Rosses questionou ainda a adoção desse modelo no Amazonas, que, segundo ele, já enfrenta sérios problemas de gestão e estrutura.

“Se deu errado em tantos lugares, por que aqui daria certo? Enquanto o governo assina contratos bilionários, médicos do Hospital João Lúcio fazem cirurgia cerebral com um único kit cirúrgico, revezando entre pacientes. Falta gás, seringa e, acima de tudo, falta vergonha na cara e compromisso com o cidadão”, criticou.

O vereador concluiu afirmando que a rede pública de saúde “não precisa de privatização, e sim de gestão séria, transparente e respeitosa com os servidores”. Segundo Rosses, Wilson Lima já demonstrou que não tem respeito e nem faz nada pelos servidores da saúde.

Já o vereador Sargento Salazar focou suas críticas na área da segurança pública, chamando o governador Wilson Lima de “atraso de vida” e “sem palavra”.

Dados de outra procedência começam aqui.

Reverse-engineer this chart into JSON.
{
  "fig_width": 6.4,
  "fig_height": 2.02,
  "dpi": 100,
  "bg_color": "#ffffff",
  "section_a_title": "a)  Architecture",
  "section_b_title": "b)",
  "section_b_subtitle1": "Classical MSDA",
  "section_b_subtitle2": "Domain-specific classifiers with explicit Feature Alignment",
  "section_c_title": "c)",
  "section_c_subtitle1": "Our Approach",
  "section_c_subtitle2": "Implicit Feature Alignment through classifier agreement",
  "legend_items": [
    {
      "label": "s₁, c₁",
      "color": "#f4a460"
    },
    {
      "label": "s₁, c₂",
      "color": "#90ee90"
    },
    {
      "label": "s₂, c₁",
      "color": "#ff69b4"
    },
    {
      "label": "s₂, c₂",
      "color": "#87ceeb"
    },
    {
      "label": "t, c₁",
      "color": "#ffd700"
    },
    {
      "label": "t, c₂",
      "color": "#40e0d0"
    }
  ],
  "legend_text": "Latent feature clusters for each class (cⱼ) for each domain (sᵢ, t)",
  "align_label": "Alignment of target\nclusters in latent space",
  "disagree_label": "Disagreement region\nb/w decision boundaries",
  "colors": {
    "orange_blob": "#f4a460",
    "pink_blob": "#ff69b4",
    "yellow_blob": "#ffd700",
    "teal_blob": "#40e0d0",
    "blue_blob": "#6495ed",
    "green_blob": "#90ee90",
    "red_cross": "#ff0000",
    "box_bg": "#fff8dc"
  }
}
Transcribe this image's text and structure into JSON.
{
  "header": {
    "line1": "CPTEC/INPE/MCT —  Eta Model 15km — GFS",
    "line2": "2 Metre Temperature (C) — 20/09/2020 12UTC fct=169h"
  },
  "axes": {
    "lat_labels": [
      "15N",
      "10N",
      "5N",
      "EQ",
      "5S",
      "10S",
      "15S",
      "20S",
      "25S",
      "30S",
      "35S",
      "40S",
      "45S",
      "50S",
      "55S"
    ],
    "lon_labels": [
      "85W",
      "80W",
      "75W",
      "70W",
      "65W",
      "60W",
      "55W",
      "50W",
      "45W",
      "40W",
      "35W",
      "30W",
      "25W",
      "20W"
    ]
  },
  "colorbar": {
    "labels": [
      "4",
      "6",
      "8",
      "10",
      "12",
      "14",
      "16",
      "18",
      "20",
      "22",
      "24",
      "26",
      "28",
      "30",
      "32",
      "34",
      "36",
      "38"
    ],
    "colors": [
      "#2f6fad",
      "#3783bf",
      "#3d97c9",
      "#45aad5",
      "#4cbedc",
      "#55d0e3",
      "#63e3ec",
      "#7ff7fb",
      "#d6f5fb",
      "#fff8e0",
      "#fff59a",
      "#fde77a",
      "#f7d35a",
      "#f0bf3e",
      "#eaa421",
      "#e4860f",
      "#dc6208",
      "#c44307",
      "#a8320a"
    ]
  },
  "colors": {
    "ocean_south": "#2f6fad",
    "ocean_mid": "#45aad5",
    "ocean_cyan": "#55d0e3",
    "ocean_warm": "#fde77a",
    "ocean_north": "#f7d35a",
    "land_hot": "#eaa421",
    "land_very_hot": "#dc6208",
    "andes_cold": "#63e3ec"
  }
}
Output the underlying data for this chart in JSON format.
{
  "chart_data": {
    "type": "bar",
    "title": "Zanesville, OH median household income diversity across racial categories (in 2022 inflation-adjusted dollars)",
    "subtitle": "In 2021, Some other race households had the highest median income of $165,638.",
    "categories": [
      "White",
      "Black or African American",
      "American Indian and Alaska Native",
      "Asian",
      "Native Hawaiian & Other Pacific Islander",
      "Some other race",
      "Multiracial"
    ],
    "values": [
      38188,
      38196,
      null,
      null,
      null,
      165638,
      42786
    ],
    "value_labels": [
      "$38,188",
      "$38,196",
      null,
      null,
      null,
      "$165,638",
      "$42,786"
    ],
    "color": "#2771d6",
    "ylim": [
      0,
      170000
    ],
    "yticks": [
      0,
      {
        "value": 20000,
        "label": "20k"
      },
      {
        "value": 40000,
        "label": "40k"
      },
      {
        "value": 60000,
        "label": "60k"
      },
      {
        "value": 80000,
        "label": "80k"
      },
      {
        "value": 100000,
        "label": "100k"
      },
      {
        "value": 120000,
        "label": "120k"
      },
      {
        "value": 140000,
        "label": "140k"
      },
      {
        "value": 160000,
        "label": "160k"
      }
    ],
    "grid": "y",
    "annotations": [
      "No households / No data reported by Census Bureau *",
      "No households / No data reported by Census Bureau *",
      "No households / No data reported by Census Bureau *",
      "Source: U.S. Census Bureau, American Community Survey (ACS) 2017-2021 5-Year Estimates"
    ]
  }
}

“Governador, tu não consegue resolver nem os problemas da saúde, nem da segurança no teu estado. Essa semana, uma criança morreu na Maternidade Dona Lindu porque a mãe esperou horas por atendimento”, disse.

O parlamentar também acusou o governo de negligenciar a tropa da Polícia Militar.

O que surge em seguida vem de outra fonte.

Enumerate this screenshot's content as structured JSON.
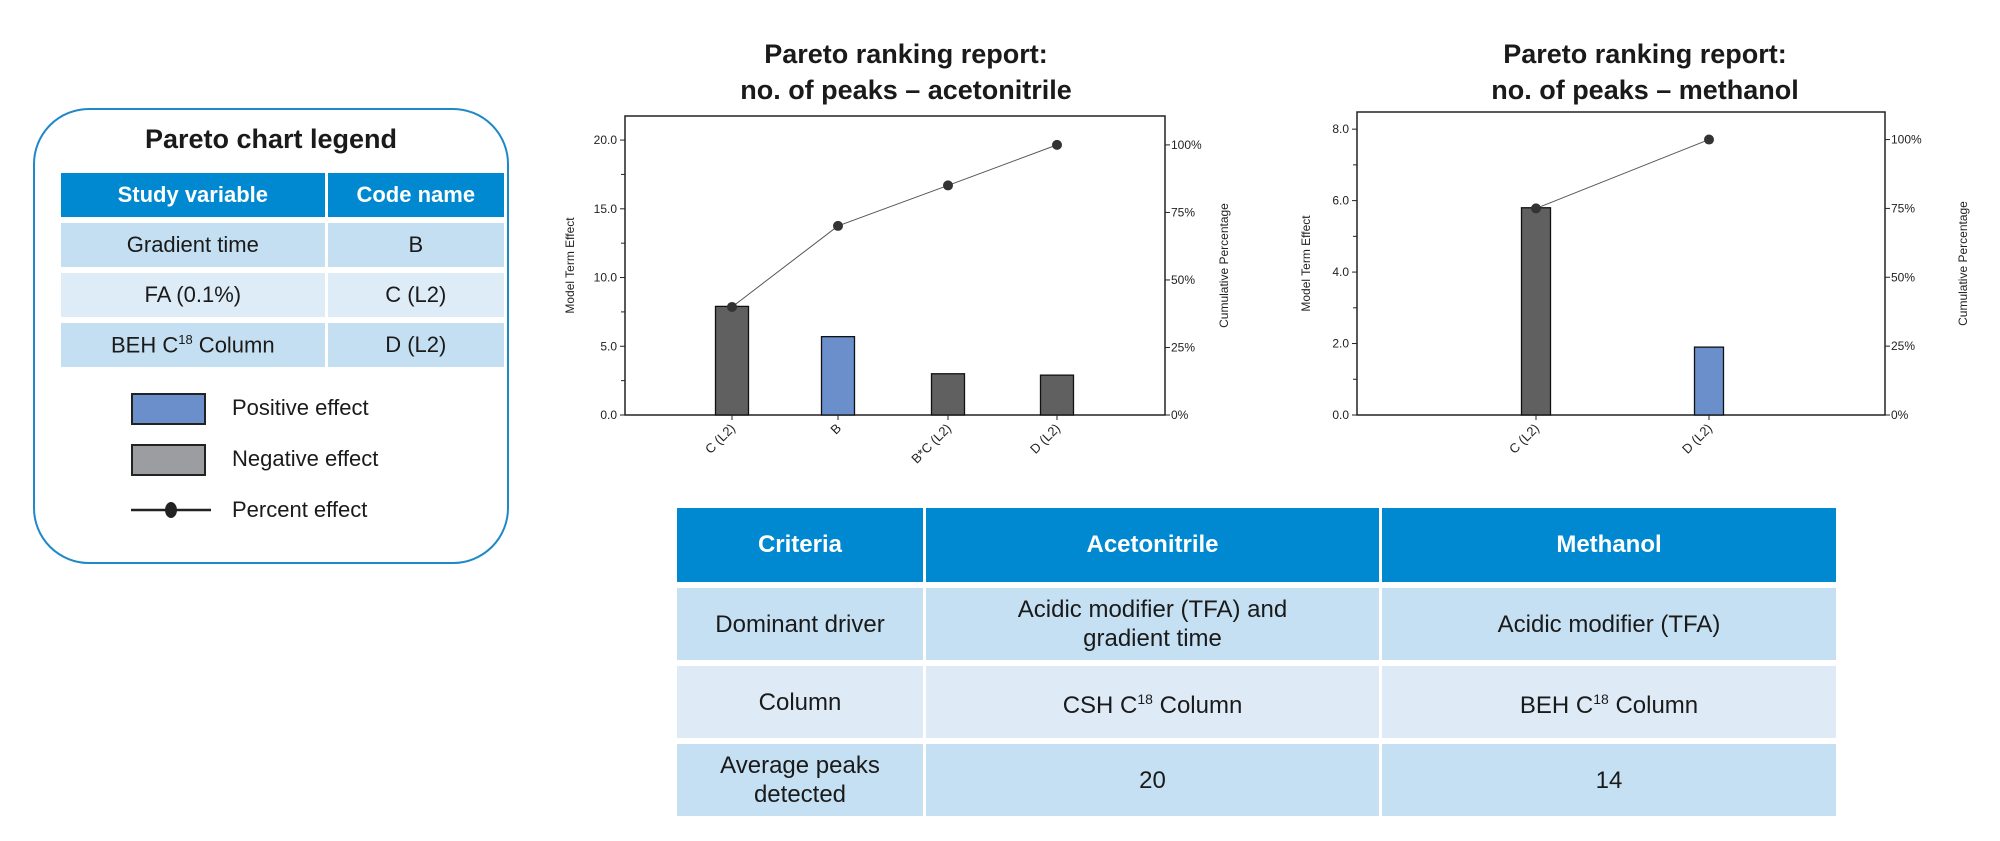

“Tu deve odiar a profissão de policial militar. Não paga data-base, promoção, auxílio, fardamento. Ainda tirou a lei de curso”, afirmou.

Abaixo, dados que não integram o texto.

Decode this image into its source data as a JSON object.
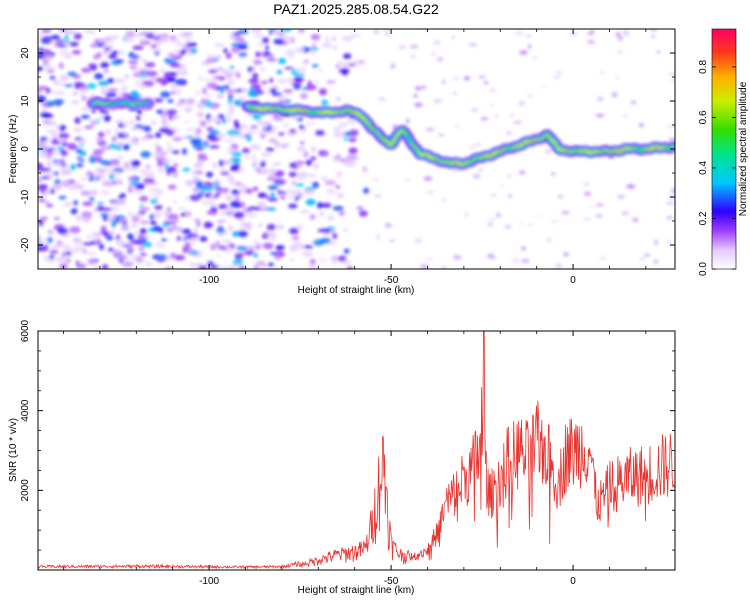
{
  "title": "PAZ1.2025.285.08.54.G22",
  "chart_data": [
    {
      "type": "heatmap",
      "xlabel": "Height of straight line (km)",
      "ylabel": "Frequency (Hz)",
      "xlim": [
        -147,
        28
      ],
      "ylim": [
        -25,
        25
      ],
      "xticks": [
        -100,
        -50,
        0
      ],
      "yticks": [
        -20,
        -10,
        0,
        10,
        20
      ],
      "ridge": {
        "x": [
          -130,
          -120,
          -85,
          -75,
          -68,
          -62,
          -58,
          -55,
          -52,
          -50,
          -47,
          -45,
          -42,
          -38,
          -34,
          -30,
          -26,
          -22,
          -18,
          -14,
          -10,
          -7,
          -4,
          0,
          5,
          10,
          15,
          20,
          28
        ],
        "y": [
          9.5,
          9.5,
          8.5,
          8,
          7.5,
          8,
          7,
          4,
          2,
          1,
          4,
          2,
          -1,
          -2,
          -3,
          -3,
          -2,
          -1,
          0,
          1,
          2,
          3,
          0,
          -0.5,
          -0.5,
          -0.5,
          0,
          0,
          0.5
        ]
      },
      "colorbar": {
        "label": "Normalized spectral amplitude",
        "range": [
          0,
          0.95
        ],
        "ticks": [
          0.0,
          0.2,
          0.4,
          0.6,
          0.8
        ]
      }
    },
    {
      "type": "line",
      "xlabel": "Height of straight line (km)",
      "ylabel": "SNR (10 * v/v)",
      "xlim": [
        -147,
        28
      ],
      "ylim": [
        0,
        6000
      ],
      "xticks": [
        -100,
        -50,
        0
      ],
      "yticks": [
        2000,
        4000,
        6000
      ],
      "line_color": "#e8332f",
      "envelope": {
        "x": [
          -147,
          -120,
          -90,
          -80,
          -75,
          -70,
          -65,
          -60,
          -57,
          -55,
          -53,
          -52,
          -50,
          -48,
          -45,
          -40,
          -37,
          -35,
          -32,
          -30,
          -28,
          -26,
          -25,
          -24,
          -23,
          -21,
          -18,
          -15,
          -12,
          -10,
          -8,
          -6,
          -4,
          -2,
          0,
          2,
          4,
          5,
          6,
          7,
          10,
          15,
          20,
          28
        ],
        "y": [
          80,
          90,
          70,
          80,
          150,
          300,
          450,
          550,
          650,
          1500,
          2800,
          3200,
          800,
          500,
          400,
          600,
          1200,
          2000,
          2400,
          2800,
          3000,
          3500,
          4800,
          3000,
          2200,
          2600,
          3300,
          3600,
          3400,
          3900,
          3700,
          3200,
          2600,
          3500,
          3600,
          3700,
          3800,
          3500,
          2300,
          2000,
          2500,
          2800,
          2900,
          3300
        ]
      }
    }
  ]
}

Durante o pronunciamento, Salazar mencionou o aumento da violência em municípios do interior, como Coari e Envira, e criticou a atuação da Secretaria de Segurança Pública (SSP-AM).

“Os municípios estão tomados por facções. Em Envira, tocaram fogo em casas e ônibus, e o efetivo é de apenas quatro policiais. O secretário vai, faz operação para a foto e vai embora. Continua tudo igual”, denunciou.

O vereador também cobrou investigações sobre contratos tecnológicos da pasta.

“Meu sonho é que a Polícia Federal investigue esses contratos de tecnologia, vocês iam pegar muito ‘mingau’. Já denunciei no Ministério Público e no Tribunal de Contas”, afirmou.

Salazar finalizou ironizando o governador, que, segundo ele, estaria usando eventos públicos para autopromoção política.

“Perto da eleição, fazem festa para entregar carteira de identidade e se promover politicamente. Eu teria vergonha na cara. E o atraso de vida ainda quer ser senador, uma imundície dessa”, destacou.

O vereador Rodrigo Guedes (PP) também se manifestou, reforçando as críticas à falta de valorização dos policiais e aos altos índices de violência no estado.

“Governador Wilson Lima, o Amazonas está entre os estados mais violentos do Brasil. E Manaus, infelizmente, está entre as capitais mais violentas do país e até do mundo”, destacou.

Guedes reconheceu avanços pontuais na redução da criminalidade, mas afirmou que o cenário geral continua preocupante.

“Tivemos reduções nos índices, mas ainda estamos entre os mais violentos. Isso se deve à desvalorização do profissional de segurança pública, que está na ponta, combatendo a criminalidade. Câmeras e tecnologias são importantes, mas quem faz segurança é o policial”, afirmou.

O parlamentar apresentou dados sobre atrasos e perdas salariais da categoria:

“Os policiais do Amazonas não tiveram as datas-base de 2021, 2022 e 2025 pagas. Há defasagem de 13,75%, e o auxílio-fardamento não é pago desde 2022. O auxílio-alimentação está congelado em R$ 500 desde 2018”, criticou.

Rodrigo Guedes também cobrou que o governo cumpra suas obrigações com a tropa, lembrando que o orçamento estadual permite a recomposição.

“O orçamento de 2026 será de R$ 37,6 bilhões, e o de 2025, quase R$ 32 bilhões”, disse.

Segundo ele, a falta de valorização compromete diretamente a segurança pública no estado.

“Enquanto o policial não for reconhecido e valorizado, Manaus e o Amazonas vão continuar entre os piores índices de segurança pública do país e do mundo”, concluiu.